Um der neuen Sicherheitsstrategie entsprechen zu können, würden neue technische Mittel benötigt, aber man müsse auch einige Probleme beseitigen, beispielsweise die Verdopplung oder Fragmentierung von Forschungsprogrammen. Wichtig seien etwa die Interoperabilität der Technologien und die "Kosteneffizienz der Sicherheitssysteme und Infrastrukturen". Ausgeschöpft werden müsse auch das Potenzial der "gegenseitigen Befruchtung der Ideen und Ergebnisse zwischen zivilen und nicht-zivilen sicherheitsbezogenen Forschungsbereichen". Ganz allgemein werde hier im Vergleich zu anderen Regionen zu wenig investiert.

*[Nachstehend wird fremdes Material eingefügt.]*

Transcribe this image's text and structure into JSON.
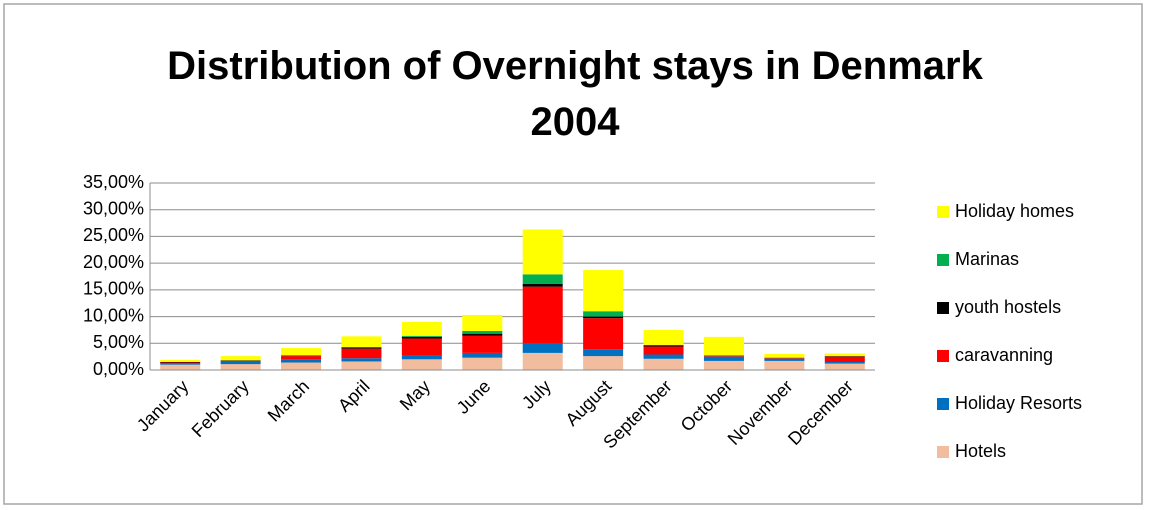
{
  "chart_data": {
    "type": "stacked_bar",
    "title": "Distribution of Overnight stays in Denmark 2004",
    "categories": [
      "January",
      "February",
      "March",
      "April",
      "May",
      "June",
      "July",
      "August",
      "September",
      "October",
      "November",
      "December"
    ],
    "series": [
      {
        "name": "Hotels",
        "color": "#f2bc9e",
        "values": [
          1.0,
          1.1,
          1.4,
          1.6,
          2.0,
          2.3,
          3.2,
          2.6,
          2.1,
          1.7,
          1.7,
          1.2
        ]
      },
      {
        "name": "Holiday Resorts",
        "color": "#0070c0",
        "values": [
          0.3,
          0.5,
          0.6,
          0.6,
          0.8,
          0.9,
          1.8,
          1.3,
          0.8,
          0.8,
          0.4,
          0.3
        ]
      },
      {
        "name": "caravanning",
        "color": "#ff0000",
        "values": [
          0.1,
          0.1,
          0.6,
          1.8,
          3.1,
          3.2,
          10.6,
          5.8,
          1.5,
          0.1,
          0.1,
          1.0
        ]
      },
      {
        "name": "youth hostels",
        "color": "#000000",
        "values": [
          0.1,
          0.1,
          0.1,
          0.2,
          0.3,
          0.4,
          0.5,
          0.3,
          0.2,
          0.1,
          0.1,
          0.1
        ]
      },
      {
        "name": "Marinas",
        "color": "#00b050",
        "values": [
          0,
          0,
          0.05,
          0.1,
          0.2,
          0.5,
          1.8,
          1.0,
          0.1,
          0,
          0,
          0
        ]
      },
      {
        "name": "Holiday homes",
        "color": "#ffff00",
        "values": [
          0.4,
          0.8,
          1.35,
          2.0,
          2.6,
          3.0,
          8.4,
          7.7,
          2.8,
          3.5,
          0.7,
          0.5
        ]
      }
    ],
    "ylim": [
      0,
      35
    ],
    "yticks": [
      {
        "value": 0,
        "label": "0,00%"
      },
      {
        "value": 5,
        "label": "5,00%"
      },
      {
        "value": 10,
        "label": "10,00%"
      },
      {
        "value": 15,
        "label": "15,00%"
      },
      {
        "value": 20,
        "label": "20,00%"
      },
      {
        "value": 25,
        "label": "25,00%"
      },
      {
        "value": 30,
        "label": "30,00%"
      },
      {
        "value": 35,
        "label": "35,00%"
      }
    ],
    "grid": true,
    "legend": "right"
  }
}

Bis zum Jahr 2010, so die Kommission, müsse ereicht werden, dass 3 Prozent des Bruttosozialprodukts in die Forschung und Entwicklung der Sicherheitstechnologie investiert würden.
Im Vorfeld sollen erst einmal die Sicherheitsprobleme analysiert und technische und politische Antworten aufgezeigt werden. Dabei soll es neben der Stimulierung der Wirtschaft und Forschung auch um die Einführung von Standards für die Interoperabilität und die Vernetzung von Institutionen gehen oder um bessere Kenntnis der "menschlichen Faktoren", was die Ausbildung oder die "sozialen und ethischen Werte" betrifft.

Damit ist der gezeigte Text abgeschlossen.